We have no evidence to believe that M=9 earthquakes occur repeatedly as >650-km-long ruptures with 10 m of slip along the Andaman/Nicobar plate boundary.  Certainly we shall now seek such evidence.  On the other hand we knew that tsunamis have occured on both India's Malabar (1524, 1945) and Coromandel coastlines (pdf). At a June 2004 NASA hazards conference in Bangalore, a maximum wave height of 3 m was estimated might immerse parts of Chennai from a possible Andaman/Nicobar earthquake.

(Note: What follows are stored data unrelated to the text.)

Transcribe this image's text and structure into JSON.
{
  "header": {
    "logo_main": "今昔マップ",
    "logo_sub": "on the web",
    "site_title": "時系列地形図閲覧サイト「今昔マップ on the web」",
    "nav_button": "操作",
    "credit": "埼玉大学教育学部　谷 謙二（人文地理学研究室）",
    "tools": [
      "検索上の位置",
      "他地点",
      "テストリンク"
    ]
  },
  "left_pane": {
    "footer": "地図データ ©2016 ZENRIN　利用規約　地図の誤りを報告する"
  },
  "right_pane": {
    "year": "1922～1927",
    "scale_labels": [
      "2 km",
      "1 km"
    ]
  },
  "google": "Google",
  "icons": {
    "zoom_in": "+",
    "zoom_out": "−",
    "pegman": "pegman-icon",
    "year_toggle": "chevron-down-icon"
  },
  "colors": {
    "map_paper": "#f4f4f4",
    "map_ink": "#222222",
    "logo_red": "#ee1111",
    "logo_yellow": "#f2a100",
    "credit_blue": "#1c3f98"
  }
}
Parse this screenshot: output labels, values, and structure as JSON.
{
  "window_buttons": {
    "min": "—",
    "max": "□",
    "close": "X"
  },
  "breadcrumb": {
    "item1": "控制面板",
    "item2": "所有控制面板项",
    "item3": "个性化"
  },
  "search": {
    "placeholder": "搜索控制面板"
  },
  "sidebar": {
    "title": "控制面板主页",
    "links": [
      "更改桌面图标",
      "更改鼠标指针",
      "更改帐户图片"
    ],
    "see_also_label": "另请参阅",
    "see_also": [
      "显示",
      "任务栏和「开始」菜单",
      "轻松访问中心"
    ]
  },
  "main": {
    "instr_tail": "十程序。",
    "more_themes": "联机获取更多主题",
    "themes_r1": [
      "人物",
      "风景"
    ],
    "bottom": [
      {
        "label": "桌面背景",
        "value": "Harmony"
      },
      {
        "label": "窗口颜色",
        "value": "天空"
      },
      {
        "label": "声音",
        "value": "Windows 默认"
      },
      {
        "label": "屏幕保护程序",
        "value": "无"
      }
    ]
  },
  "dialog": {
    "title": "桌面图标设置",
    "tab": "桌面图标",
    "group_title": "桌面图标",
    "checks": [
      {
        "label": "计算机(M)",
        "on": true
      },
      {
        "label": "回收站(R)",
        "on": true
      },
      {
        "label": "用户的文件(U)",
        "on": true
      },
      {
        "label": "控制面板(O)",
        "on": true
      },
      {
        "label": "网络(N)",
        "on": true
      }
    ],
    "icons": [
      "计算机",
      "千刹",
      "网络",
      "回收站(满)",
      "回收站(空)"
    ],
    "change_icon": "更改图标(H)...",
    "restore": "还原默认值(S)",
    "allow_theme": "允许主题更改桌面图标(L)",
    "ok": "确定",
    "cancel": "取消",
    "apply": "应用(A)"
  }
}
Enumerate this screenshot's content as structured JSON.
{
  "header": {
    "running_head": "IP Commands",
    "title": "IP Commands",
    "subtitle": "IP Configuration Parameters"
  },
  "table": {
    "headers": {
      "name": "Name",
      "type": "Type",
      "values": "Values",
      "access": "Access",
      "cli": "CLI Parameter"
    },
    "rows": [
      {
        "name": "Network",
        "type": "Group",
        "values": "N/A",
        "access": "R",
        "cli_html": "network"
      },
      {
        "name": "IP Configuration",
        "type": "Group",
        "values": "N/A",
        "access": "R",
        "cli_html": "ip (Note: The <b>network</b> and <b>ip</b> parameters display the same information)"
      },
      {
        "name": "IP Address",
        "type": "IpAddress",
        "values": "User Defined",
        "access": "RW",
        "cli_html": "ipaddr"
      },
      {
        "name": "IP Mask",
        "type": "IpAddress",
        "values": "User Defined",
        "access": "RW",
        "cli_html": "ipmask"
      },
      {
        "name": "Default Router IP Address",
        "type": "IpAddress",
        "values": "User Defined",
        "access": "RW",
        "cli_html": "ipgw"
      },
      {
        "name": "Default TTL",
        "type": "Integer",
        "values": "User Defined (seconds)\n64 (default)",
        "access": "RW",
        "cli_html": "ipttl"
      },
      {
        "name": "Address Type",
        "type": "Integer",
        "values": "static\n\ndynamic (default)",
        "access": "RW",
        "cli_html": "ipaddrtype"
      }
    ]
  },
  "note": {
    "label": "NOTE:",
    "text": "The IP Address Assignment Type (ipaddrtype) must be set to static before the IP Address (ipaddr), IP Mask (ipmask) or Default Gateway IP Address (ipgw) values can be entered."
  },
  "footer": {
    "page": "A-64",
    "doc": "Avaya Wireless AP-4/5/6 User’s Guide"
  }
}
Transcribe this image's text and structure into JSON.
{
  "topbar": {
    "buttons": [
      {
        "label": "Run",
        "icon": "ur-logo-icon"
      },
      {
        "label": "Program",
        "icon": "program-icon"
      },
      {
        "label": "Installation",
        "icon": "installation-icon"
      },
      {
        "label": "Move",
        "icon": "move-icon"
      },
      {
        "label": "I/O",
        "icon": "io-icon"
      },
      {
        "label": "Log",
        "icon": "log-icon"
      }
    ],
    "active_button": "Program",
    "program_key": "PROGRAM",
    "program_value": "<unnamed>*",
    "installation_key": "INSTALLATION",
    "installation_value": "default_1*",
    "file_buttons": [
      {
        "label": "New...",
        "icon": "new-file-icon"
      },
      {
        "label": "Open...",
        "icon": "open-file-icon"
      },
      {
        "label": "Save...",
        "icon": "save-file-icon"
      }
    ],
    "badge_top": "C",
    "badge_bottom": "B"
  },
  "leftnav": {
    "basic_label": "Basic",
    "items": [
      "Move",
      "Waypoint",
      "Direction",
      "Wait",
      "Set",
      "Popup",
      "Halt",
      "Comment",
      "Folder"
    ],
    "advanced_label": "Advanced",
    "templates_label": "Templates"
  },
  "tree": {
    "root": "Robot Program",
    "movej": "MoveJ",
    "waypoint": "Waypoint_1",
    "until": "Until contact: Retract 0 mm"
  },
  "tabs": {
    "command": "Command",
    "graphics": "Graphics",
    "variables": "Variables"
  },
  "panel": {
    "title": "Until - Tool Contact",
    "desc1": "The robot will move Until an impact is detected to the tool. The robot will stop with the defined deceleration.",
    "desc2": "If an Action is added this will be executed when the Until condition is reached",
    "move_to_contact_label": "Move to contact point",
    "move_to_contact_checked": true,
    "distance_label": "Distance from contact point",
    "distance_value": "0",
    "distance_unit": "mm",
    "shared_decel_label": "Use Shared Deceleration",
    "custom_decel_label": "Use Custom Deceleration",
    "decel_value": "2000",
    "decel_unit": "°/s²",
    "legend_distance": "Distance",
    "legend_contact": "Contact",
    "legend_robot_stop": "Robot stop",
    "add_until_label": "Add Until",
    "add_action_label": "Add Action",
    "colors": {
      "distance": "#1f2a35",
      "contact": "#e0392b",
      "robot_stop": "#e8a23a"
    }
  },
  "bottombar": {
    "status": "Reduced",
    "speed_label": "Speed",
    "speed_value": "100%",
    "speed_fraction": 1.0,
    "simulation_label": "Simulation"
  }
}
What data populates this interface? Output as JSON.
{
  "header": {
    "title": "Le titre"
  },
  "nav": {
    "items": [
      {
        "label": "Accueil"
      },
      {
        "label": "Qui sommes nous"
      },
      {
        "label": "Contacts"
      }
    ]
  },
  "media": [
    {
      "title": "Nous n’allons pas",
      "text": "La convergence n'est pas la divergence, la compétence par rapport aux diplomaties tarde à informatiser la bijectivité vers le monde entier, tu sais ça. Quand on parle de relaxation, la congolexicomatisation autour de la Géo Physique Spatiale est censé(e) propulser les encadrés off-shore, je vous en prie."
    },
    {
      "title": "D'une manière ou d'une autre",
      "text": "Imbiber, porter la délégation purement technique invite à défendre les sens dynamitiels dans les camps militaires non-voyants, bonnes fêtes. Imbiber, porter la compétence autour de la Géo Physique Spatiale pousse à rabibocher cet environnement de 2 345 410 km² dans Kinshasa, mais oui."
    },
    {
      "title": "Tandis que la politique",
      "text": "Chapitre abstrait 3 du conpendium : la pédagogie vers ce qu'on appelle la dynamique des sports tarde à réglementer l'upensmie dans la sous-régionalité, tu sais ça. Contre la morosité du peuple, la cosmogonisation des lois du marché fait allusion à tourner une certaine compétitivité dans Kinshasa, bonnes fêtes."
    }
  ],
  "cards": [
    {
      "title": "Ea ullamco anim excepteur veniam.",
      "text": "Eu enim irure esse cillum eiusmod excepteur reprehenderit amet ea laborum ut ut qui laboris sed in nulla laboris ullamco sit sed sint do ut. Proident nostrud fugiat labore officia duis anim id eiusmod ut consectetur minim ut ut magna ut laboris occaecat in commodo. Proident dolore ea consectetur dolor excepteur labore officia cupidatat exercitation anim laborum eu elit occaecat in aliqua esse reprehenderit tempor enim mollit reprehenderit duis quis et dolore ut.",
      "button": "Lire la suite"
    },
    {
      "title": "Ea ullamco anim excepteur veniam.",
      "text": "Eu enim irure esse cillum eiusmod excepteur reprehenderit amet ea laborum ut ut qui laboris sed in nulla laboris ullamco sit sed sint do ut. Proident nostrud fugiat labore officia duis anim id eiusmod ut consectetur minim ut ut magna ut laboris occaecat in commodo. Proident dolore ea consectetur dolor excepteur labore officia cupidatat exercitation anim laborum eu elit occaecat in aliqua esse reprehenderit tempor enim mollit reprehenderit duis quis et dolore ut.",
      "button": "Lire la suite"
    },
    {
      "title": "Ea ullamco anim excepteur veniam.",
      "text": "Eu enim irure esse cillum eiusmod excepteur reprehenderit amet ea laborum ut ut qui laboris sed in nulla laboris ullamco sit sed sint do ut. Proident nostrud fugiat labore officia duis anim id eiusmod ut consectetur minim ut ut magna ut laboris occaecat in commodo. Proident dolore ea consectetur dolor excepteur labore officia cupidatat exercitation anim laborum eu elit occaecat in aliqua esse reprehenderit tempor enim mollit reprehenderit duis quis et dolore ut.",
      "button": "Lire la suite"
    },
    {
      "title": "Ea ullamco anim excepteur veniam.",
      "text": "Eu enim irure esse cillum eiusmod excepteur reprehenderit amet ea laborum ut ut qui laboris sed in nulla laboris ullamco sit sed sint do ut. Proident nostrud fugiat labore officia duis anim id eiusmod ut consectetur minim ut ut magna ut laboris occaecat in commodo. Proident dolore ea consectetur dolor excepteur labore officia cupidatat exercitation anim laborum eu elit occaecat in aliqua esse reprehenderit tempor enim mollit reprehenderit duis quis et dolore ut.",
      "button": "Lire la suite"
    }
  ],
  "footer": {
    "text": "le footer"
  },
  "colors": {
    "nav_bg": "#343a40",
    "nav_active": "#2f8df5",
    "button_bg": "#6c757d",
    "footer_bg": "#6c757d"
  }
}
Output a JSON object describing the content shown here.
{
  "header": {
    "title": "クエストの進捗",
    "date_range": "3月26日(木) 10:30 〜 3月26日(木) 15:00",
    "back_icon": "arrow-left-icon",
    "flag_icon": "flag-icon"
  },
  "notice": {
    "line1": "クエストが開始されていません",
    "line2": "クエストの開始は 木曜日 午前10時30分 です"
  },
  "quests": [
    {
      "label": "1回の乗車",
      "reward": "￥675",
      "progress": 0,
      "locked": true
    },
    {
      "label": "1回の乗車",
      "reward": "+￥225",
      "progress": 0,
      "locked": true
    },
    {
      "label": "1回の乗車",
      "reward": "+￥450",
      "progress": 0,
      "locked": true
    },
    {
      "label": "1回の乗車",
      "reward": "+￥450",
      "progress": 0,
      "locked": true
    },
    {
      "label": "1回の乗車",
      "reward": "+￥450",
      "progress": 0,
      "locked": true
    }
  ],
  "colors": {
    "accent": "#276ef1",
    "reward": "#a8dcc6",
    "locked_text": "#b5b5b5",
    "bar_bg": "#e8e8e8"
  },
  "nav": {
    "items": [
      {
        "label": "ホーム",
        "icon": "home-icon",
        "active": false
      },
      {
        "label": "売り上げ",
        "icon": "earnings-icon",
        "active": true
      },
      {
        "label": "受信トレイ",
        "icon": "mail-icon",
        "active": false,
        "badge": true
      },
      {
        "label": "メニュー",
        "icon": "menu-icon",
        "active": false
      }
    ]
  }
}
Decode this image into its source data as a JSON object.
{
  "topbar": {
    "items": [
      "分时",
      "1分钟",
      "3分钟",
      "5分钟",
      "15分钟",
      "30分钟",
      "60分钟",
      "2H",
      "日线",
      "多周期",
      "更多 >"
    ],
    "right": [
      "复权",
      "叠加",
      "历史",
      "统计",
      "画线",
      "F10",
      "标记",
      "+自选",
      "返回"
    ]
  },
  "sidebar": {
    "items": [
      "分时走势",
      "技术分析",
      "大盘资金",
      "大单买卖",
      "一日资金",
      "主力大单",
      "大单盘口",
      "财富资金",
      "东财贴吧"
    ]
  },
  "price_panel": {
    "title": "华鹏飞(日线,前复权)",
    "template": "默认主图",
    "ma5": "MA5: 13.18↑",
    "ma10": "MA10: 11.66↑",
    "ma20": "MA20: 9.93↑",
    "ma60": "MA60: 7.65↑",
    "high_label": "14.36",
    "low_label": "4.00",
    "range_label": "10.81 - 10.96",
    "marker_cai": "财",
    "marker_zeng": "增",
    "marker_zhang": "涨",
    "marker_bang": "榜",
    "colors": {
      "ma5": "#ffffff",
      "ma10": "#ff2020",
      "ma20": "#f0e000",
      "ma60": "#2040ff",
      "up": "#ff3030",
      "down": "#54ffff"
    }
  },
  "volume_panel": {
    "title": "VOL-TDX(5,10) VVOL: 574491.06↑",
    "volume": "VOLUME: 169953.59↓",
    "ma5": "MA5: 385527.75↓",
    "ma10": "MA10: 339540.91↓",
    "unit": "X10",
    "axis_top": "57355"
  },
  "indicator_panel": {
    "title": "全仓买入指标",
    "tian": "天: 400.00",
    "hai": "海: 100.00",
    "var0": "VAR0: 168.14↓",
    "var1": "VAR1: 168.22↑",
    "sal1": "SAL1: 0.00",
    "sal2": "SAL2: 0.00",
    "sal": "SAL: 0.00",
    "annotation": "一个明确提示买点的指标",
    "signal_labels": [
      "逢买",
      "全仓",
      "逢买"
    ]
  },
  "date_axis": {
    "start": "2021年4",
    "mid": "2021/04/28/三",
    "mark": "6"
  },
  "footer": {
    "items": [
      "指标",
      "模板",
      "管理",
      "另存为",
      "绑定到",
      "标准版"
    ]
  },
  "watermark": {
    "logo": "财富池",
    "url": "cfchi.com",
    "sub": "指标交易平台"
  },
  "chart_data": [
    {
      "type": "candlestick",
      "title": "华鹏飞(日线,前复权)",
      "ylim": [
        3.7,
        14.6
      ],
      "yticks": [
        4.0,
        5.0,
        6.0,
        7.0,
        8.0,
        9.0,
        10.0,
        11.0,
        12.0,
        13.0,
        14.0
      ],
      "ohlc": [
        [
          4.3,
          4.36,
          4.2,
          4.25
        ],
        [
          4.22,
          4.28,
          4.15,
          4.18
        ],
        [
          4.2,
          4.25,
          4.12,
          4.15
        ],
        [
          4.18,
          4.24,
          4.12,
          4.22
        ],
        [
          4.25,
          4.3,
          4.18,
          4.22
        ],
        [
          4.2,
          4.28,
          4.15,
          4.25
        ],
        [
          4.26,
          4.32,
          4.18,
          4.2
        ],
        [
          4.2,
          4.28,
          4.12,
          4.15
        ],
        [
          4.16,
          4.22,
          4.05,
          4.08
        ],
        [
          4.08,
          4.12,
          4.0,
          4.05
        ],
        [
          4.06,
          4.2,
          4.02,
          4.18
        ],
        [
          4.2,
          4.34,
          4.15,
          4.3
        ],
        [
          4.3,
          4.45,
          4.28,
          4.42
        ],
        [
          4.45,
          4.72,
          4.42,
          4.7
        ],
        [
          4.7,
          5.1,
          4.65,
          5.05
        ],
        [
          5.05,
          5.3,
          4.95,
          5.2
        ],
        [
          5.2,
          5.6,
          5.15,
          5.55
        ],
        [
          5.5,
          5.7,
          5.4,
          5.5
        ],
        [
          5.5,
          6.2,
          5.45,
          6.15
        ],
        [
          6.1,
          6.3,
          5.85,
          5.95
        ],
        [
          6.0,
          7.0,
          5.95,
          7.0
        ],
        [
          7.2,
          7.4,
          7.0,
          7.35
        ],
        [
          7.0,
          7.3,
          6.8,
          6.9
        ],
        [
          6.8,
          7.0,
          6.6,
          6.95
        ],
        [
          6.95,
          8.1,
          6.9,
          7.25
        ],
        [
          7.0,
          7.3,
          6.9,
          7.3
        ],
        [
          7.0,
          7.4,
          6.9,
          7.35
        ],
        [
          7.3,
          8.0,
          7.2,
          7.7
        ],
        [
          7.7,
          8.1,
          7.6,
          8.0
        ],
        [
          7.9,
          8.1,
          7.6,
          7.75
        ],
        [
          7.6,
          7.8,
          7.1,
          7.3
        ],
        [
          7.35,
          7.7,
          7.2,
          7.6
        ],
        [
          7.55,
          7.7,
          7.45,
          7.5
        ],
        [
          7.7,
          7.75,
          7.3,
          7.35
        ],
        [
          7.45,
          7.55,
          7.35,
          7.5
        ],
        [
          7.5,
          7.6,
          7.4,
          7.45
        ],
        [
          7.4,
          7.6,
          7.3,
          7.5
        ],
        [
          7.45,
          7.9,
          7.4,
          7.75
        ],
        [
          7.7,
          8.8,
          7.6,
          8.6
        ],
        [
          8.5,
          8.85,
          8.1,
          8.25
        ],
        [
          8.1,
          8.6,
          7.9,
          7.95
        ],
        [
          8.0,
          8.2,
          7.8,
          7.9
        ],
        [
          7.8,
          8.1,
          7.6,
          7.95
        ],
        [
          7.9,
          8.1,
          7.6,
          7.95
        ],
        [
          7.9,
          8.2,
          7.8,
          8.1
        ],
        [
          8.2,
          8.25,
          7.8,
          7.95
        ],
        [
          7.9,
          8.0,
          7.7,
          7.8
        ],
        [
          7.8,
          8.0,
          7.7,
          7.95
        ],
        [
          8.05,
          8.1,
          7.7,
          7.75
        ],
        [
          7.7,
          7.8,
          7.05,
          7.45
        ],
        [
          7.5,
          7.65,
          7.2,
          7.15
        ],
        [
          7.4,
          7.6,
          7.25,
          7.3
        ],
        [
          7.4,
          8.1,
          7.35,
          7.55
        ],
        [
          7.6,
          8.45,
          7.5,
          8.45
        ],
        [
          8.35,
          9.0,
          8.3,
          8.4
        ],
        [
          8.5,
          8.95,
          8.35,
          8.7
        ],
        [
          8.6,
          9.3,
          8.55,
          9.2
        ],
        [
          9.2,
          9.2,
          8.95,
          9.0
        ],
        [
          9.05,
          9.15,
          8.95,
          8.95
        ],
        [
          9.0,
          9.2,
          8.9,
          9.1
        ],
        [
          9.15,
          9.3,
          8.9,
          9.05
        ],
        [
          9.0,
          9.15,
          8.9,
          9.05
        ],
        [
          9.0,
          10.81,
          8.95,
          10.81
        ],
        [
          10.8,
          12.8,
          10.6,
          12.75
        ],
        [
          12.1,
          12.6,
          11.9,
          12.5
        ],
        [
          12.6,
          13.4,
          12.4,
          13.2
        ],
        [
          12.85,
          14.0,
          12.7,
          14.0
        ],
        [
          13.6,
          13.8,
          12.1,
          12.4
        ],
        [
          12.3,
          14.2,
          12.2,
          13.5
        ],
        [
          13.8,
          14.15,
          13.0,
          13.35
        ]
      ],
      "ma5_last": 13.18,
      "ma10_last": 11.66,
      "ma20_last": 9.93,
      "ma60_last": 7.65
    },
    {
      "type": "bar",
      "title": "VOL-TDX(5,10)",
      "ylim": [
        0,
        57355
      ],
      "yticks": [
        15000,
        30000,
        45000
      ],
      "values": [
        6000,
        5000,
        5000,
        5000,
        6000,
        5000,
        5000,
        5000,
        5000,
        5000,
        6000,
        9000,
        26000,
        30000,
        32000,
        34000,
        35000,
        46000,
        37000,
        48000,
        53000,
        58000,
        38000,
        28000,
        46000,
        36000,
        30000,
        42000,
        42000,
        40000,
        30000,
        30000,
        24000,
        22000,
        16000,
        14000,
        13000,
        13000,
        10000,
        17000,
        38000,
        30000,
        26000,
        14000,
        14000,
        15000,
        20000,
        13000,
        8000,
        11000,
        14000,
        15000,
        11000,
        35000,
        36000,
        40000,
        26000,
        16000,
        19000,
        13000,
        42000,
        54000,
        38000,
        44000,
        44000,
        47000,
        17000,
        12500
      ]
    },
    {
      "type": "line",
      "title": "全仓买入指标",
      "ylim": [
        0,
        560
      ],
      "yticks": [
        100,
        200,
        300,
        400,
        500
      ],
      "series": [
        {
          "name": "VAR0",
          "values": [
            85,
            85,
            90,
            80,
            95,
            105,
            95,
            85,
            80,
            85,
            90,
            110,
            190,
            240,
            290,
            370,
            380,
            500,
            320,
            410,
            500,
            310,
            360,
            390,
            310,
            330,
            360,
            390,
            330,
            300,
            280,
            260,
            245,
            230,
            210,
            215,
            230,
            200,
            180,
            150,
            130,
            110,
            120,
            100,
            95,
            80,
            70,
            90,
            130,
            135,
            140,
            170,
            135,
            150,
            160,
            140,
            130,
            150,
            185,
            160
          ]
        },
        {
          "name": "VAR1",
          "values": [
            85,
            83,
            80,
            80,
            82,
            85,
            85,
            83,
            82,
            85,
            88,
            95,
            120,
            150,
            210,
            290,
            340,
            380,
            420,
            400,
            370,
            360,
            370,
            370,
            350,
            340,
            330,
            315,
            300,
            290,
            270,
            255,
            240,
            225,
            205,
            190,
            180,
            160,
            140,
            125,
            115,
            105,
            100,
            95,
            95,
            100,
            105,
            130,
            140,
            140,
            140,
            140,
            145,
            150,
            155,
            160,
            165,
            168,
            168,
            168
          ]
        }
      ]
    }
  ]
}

We are currently unable to forecast the probability of tsunamigenic earthquakes near India, and it is thus unlikely that coastal defences would have been implemented even for the Kalpakkam nuclear power plant (shut down, and evacuated but not damaged 26 Dec) had a tsunami hazard study been completed.  However, a credible warning system could follow from such a study, since the coast of India is sufficient distance to provide a 2 hour warning of an Andaman or Nicobar initiated tsunami. Attempts were indeed made by tsunami experts on 26 December to alert responsible officials to an impending tsunami in the hours after it had been initiated and before it arrived in India and Sri Lanka.

 

Global Tsunami defenses

In that the parameters of great earthquakes can be automated within tens of minutes, and forward projections made of the approximate path of an advancing tsunami, the scientific community has been arguing for tsunami warning systems for coastal communities outside the Pacific for some time. Realtime alerts of inbound tsunamis require relatively simple monitoring systems at tele-tsunami distances because the damaging wave is usually preceded by slow anomalous sea level excursions. A simple real-time tsunami monitoring system has been demonstrated by Modesto Ortiz on the Mexico coastline, The Caribbean, the Mediterranean and the Atlantic coastlines are all vulnerable to tsunamis. Action plans for these communities could be as simple as an automatic alerts to radio stations, automatic voice messages and cell phone messages, and public sirens. More advanced plans might include mandatory earthquake-resistant stilt-houses, or numerous tsunami shelters (elevated platforms), with occasional tsunami drills. The ultimate defense for locally generated tsunamis is a tsunami barrier along the coast to protect villages, as has been implemented in parts of the Japanese coast, however, this is difficult for long featureless coastlines where it effectively demands the construction of a continuous marine dike.